Vem este arrazoado a propósito da mais ou menos recente condenação à morte da palavra “pôr”. Lembra-se o Leitor de quando, mais recentemente, ouviu na televisão uma ou outra forma deste verbo? E na boca de quem?

Pois não. É que as pessoas já não põem: colocam!

Colocam vidas em risco, dinheiro a prazo, fogo no armazém, palavras na minha boca, uma pedra no assunto; colocam pessoas em causa, em posição delicada ou sob vigilância; colocam imóveis no mercado, colocam os piscas antes de virar o carro, a vida coloca-lhes obstáculos e desafios, os treinadores colocam jogadores no “onze”; colocam alguém ao nível de outrem, e até colocam o Windows 11 no PC.

Esquecem-se - ou jamais souberam - de que o verbo colocar está associado a uma ideia de cuidado, de precisão na colocação ou instalação física de algo.

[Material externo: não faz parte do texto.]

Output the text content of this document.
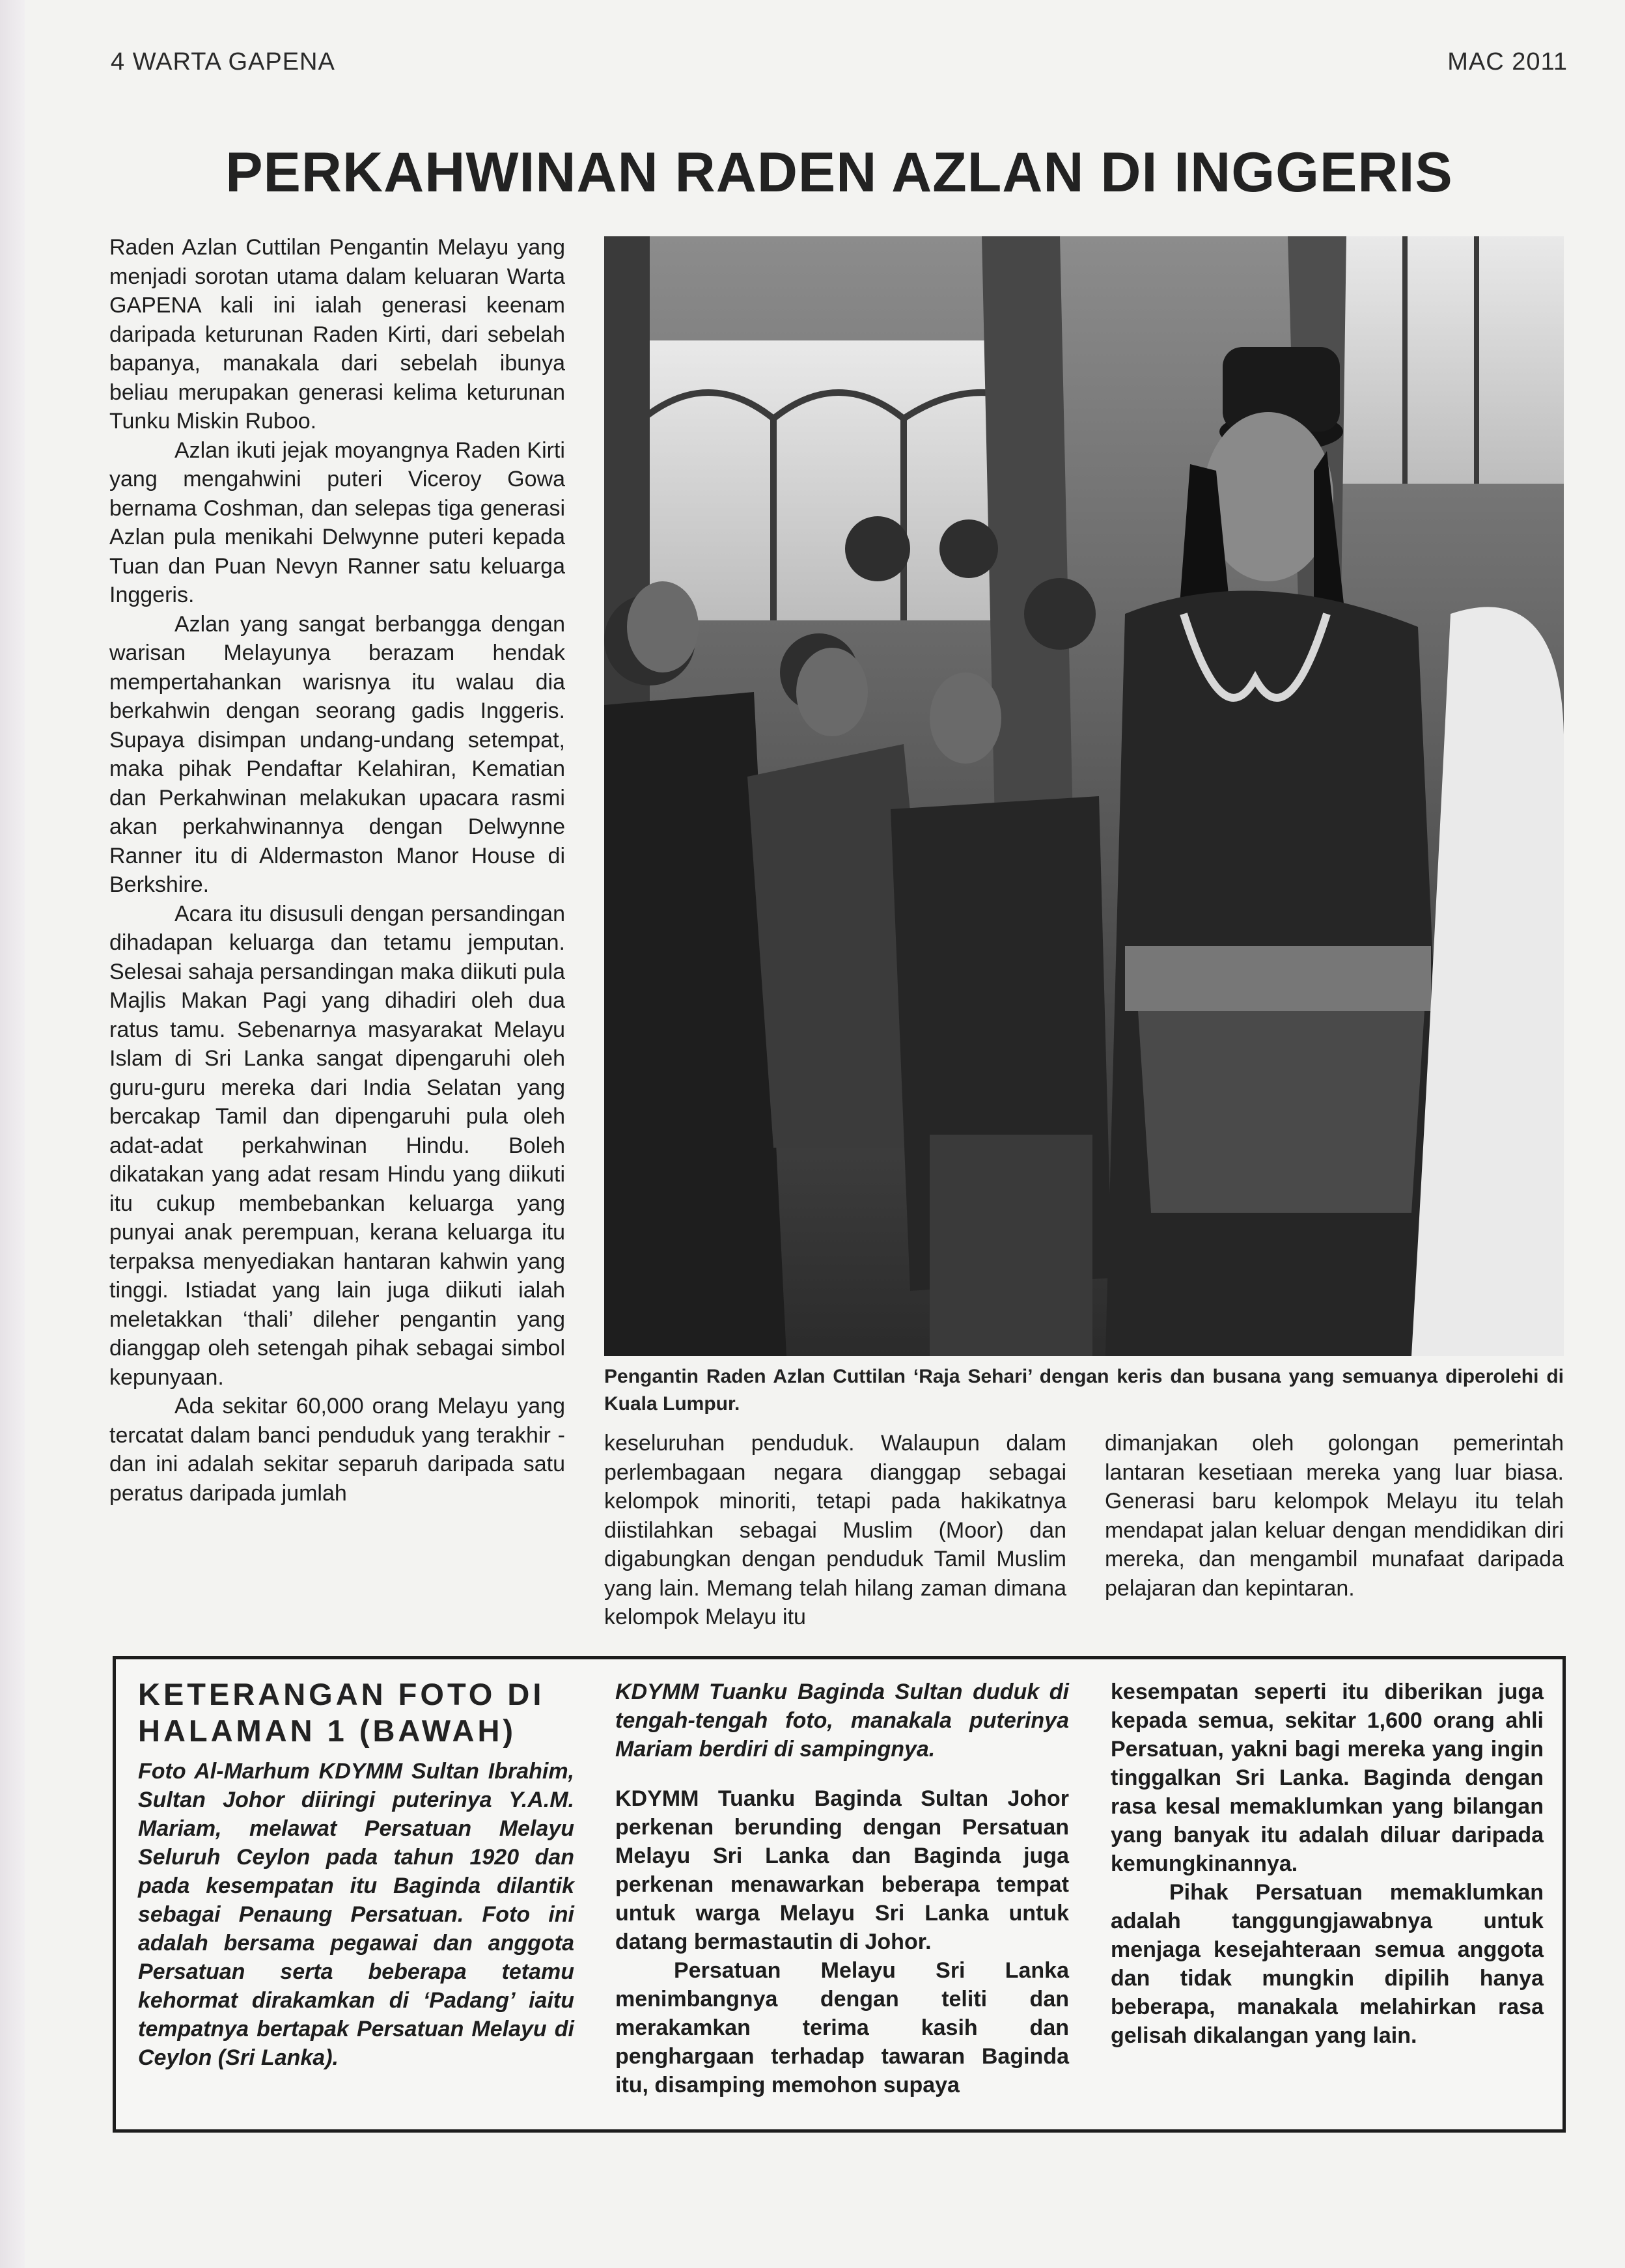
4 WARTA GAPENA	MAC 2011
PERKAHWINAN RADEN AZLAN DI INGGERIS

Raden Azlan Cuttilan Pengantin Melayu yang menjadi sorotan utama dalam keluaran Warta GAPENA kali ini ialah generasi keenam daripada keturunan Raden Kirti, dari sebelah bapanya, manakala dari sebelah ibunya beliau merupakan generasi kelima keturunan Tunku Miskin Ruboo.

Azlan ikuti jejak moyangnya Raden Kirti yang mengahwini puteri Viceroy Gowa bernama Coshman, dan selepas tiga generasi Azlan pula menikahi Delwynne puteri kepada Tuan dan Puan Nevyn Ranner satu keluarga Inggeris.

Azlan yang sangat berbangga dengan warisan Melayunya berazam hendak mempertahankan warisnya itu walau dia berkahwin dengan seorang gadis Inggeris. Supaya disimpan undang-undang setempat, maka pihak Pendaftar Kelahiran, Kematian dan Perkahwinan melakukan upacara rasmi akan perkahwinannya dengan Delwynne Ranner itu di Aldermaston Manor House di Berkshire.

Acara itu disusuli dengan persandingan dihadapan keluarga dan tetamu jemputan. Selesai sahaja persandingan maka diikuti pula Majlis Makan Pagi yang dihadiri oleh dua ratus tamu. Sebenarnya masyarakat Melayu Islam di Sri Lanka sangat dipengaruhi oleh guru-guru mereka dari India Selatan yang bercakap Tamil dan dipengaruhi pula oleh adat-adat perkahwinan Hindu. Boleh dikatakan yang adat resam Hindu yang diikuti itu cukup membebankan keluarga yang punyai anak perempuan, kerana keluarga itu terpaksa menyediakan hantaran kahwin yang tinggi. Istiadat yang lain juga diikuti ialah meletakkan ‘thali’ dileher pengantin yang dianggap oleh setengah pihak sebagai simbol kepunyaan.

Ada sekitar 60,000 orang Melayu yang tercatat dalam banci penduduk yang terakhir - dan ini adalah sekitar separuh daripada satu peratus daripada jumlah

Pengantin Raden Azlan Cuttilan ‘Raja Sehari’ dengan keris dan busana yang semuanya diperolehi di Kuala Lumpur.

keseluruhan penduduk. Walaupun dalam perlembagaan negara dianggap sebagai kelompok minoriti, tetapi pada hakikatnya diistilahkan sebagai Muslim (Moor) dan digabungkan dengan penduduk Tamil Muslim yang lain. Memang telah hilang zaman dimana kelompok Melayu itu

dimanjakan oleh golongan pemerintah lantaran kesetiaan mereka yang luar biasa. Generasi baru kelompok Melayu itu telah mendapat jalan keluar dengan mendidikan diri mereka, dan mengambil munafaat daripada pelajaran dan kepintaran.

KETERANGAN FOTO DI HALAMAN 1 (BAWAH)

Foto Al-Marhum KDYMM Sultan Ibrahim, Sultan Johor diiringi puterinya Y.A.M. Mariam, melawat Persatuan Melayu Seluruh Ceylon pada tahun 1920 dan pada kesempatan itu Baginda dilantik sebagai Penaung Persatuan. Foto ini adalah bersama pegawai dan anggota Persatuan serta beberapa tetamu kehormat dirakamkan di ‘Padang’ iaitu tempatnya bertapak Persatuan Melayu di Ceylon (Sri Lanka).

KDYMM Tuanku Baginda Sultan duduk di tengah-tengah foto, manakala puterinya Mariam berdiri di sampingnya.

KDYMM Tuanku Baginda Sultan Johor perkenan berunding dengan Persatuan Melayu Sri Lanka dan Baginda juga perkenan menawarkan beberapa tempat untuk warga Melayu Sri Lanka untuk datang bermastautin di Johor.

Persatuan Melayu Sri Lanka menimbangnya dengan teliti dan merakamkan terima kasih dan penghargaan terhadap tawaran Baginda itu, disamping memohon supaya

kesempatan seperti itu diberikan juga kepada semua, sekitar 1,600 orang ahli Persatuan, yakni bagi mereka yang ingin tinggalkan Sri Lanka. Baginda dengan rasa kesal memaklumkan yang bilangan yang banyak itu adalah diluar daripada kemungkinannya.

Pihak Persatuan memaklumkan adalah tanggungjawabnya untuk menjaga kesejahteraan semua anggota dan tidak mungkin dipilih hanya beberapa, manakala melahirkan rasa gelisah dikalangan yang lain.
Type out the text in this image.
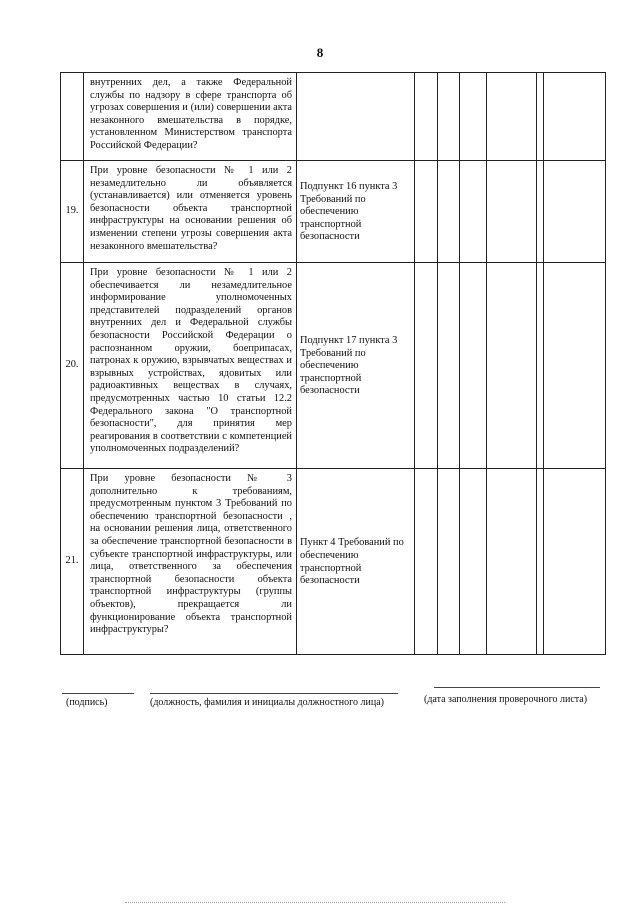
8
	внутренних дел, а также Федеральной службы по надзору в сфере транспорта об угрозах совершения и (или) совершении акта незаконного вмешательства в порядке, установленном Министерством транспорта Российской Федерации?							
19.	При уровне безопасности № 1 или 2 незамедлительно ли объявляется (устанавливается) или отменяется уровень безопасности объекта транспортной инфраструктуры на основании решения об изменении степени угрозы совершения акта незаконного вмешательства?	Подпункт 16 пункта 3 Требований по обеспечению транспортной безопасности						
20.	При уровне безопасности № 1 или 2 обеспечивается ли незамедлительное информирование уполномоченных представителей подразделений органов внутренних дел и Федеральной службы безопасности Российской Федерации о распознанном оружии, боеприпасах, патронах к оружию, взрывчатых веществах и взрывных устройствах, ядовитых или радиоактивных веществах в случаях, предусмотренных частью 10 статьи 12.2 Федерального закона "О транспортной безопасности", для принятия мер реагирования в соответствии с компетенцией уполномоченных подразделений?	Подпункт 17 пункта 3 Требований по обеспечению транспортной безопасности						
21.	При уровне безопасности № 3 дополнительно к требованиям, предусмотренным пунктом 3 Требований по обеспечению транспортной безопасности , на основании решения лица, ответственного за обеспечение транспортной безопасности в субъекте транспортной инфраструктуры, или лица, ответственного за обеспечения транспортной безопасности объекта транспортной инфраструктуры (группы объектов), прекращается ли функционирование объекта транспортной инфраструктуры?	Пункт 4 Требований по обеспечению транспортной безопасности						
(подпись)	(должность, фамилия и инициалы должностного лица)	(дата заполнения проверочного листа)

Ora, isto é bem diferente daquilo que sucede com o verbo pôr, destinado a apenas significar, genericamente, levar a determinado lugar - material ou imaterial -, ou lá deixar ou largar algo, sem especial preocupação quanto às circunstâncias em que é levada a cabo a ação.

Serve, também, o verbo pôr para significar, em linguagem popular, vestir, incluir, acrescentar, expor, atribuir, ficar, chegar, começar e tantas outras ações.

Admitamos que será, porventura, este caráter popular associado ao verbo pôr que leva muitos falantes do português - e, sobretudo, do brasileiro que para cá as telenovelas vão trazendo - a considerar que colocar é, dele, uma forma mais elaborada. Menos simples, mais... sofisticada, pensam eles.

Ora, isto não é verdade. Nem pode ser, já que o próprio verbo pôr, enquanto forma popular, é em si mesmo uma substituição genérica, abrangente, mais cómoda, das diversas formas mais específicas, menos cómodas, mais difíceis; ou mais eruditas, se assim quiserem chamar-lhes. Aquelas de que nem sempre a gente se lembra a tempo e, por isso... coloca, que é mais fácil e dá para tudo. Para cada vez mais.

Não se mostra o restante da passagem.